The Mets would add plenty of insurance after Velasquez left the game, all on home runs. Lucas Duda. Curtis Granderson. Neil Walker (twice). Mr Met.

The Mets have more home runs in their last five games (17) than the Phillies have runs (8), and by a fairly wide margin.

The Mets have hit 10 home runs in the last two nights at Citizens Bank Park, well on their way to besting their mark of 19 at the Phillies home last year (which was the most by any National League team in any visiting ballpark last year). The Mets have seven more games at CBP to add to their total in 2016.

The talented Mets, who are 20-6 in their last 26 games at CBP, will almost surely win the season series with their NL East foes in Philadelphia, regardless of the venue. But the Phillies will make it a lot easier for them if they continue to run into outs and drop balls, too.

Perhaps they're playing a little "stiff," a word Velasquez used in his own postgame analysis.

"We're just not having fun," the pitcher said. "All through spring were having so much fun, in the dugout, outside the dugout. We need to stop being timid. We have to be a little more upright, be fun, start enjoying ourselves. I think we'll be alright. It's early."

Velasquez, meanwhile, followed up his 16-strikeout, no-walk shutout – one of 10 such games in the last 103 years – with a bit of a clunker.

Again, his defense and offense were not kind. But twice Velasquez had a hitter buried in an 0-2 count and twice he served up a crushing home run on a curveball. Two swings resulted in five runs for the Mets in the game's first three innings. 

Mackanin didn't have an issue with pitch selection, but ...

"They were just kind of lazy spinners," Mackanin said. "They didn’t have a lot of bite to them."


"Looking at the video, Cespedes was just waiting for it," Velasquez said. "It’s bad on my part, bad pitching, bad execution. I take full responsibility for that. ... You’ve got to finish. I’ve done it befoe, numerous times. It wasn't just the 16-strikeout (game) or the nine strikeouts (in his first start of season in New York). I did it all through spring. It’s one of those things where you’ve got to finish the at-bat. No matter what pitch it is."
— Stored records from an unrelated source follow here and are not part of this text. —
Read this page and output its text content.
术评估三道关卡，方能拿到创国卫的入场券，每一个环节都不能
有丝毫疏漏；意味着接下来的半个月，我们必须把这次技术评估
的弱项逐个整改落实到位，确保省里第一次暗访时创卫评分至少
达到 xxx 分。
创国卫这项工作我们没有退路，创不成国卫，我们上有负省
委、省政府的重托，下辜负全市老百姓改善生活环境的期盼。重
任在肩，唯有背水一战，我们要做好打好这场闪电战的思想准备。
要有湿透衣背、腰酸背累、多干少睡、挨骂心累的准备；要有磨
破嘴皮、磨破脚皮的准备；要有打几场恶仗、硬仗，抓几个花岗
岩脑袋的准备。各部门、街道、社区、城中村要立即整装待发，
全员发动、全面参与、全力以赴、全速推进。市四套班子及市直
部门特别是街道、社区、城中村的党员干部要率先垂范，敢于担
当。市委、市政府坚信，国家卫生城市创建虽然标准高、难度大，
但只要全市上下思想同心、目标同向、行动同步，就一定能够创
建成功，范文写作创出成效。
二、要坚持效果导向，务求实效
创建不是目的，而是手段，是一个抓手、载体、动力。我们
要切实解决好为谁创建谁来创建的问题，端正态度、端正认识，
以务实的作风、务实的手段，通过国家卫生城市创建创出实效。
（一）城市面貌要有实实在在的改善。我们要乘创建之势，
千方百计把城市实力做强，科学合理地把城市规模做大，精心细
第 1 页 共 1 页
Oh, and, Velasquez says he's healthy. Which might be an odd thing to even talk about ... if it wasn't for that weird grabby thing he did before he threw his last pitch and Mackanin came out to get him in the middle of the fifth inning.

It looked like Velasquez stretched his left, non-throwing arm and grabbed at his left side.

"No, I'm fine," he said in quick, dismissive fashion when asked about it after the game.

He was pressed about it again later. Apparently he had a stomach illness on Monday.

"I’m good," he said. "I’m fine. ... Just threw my arm up or something, you know. Frustration, you want to throw your glove down."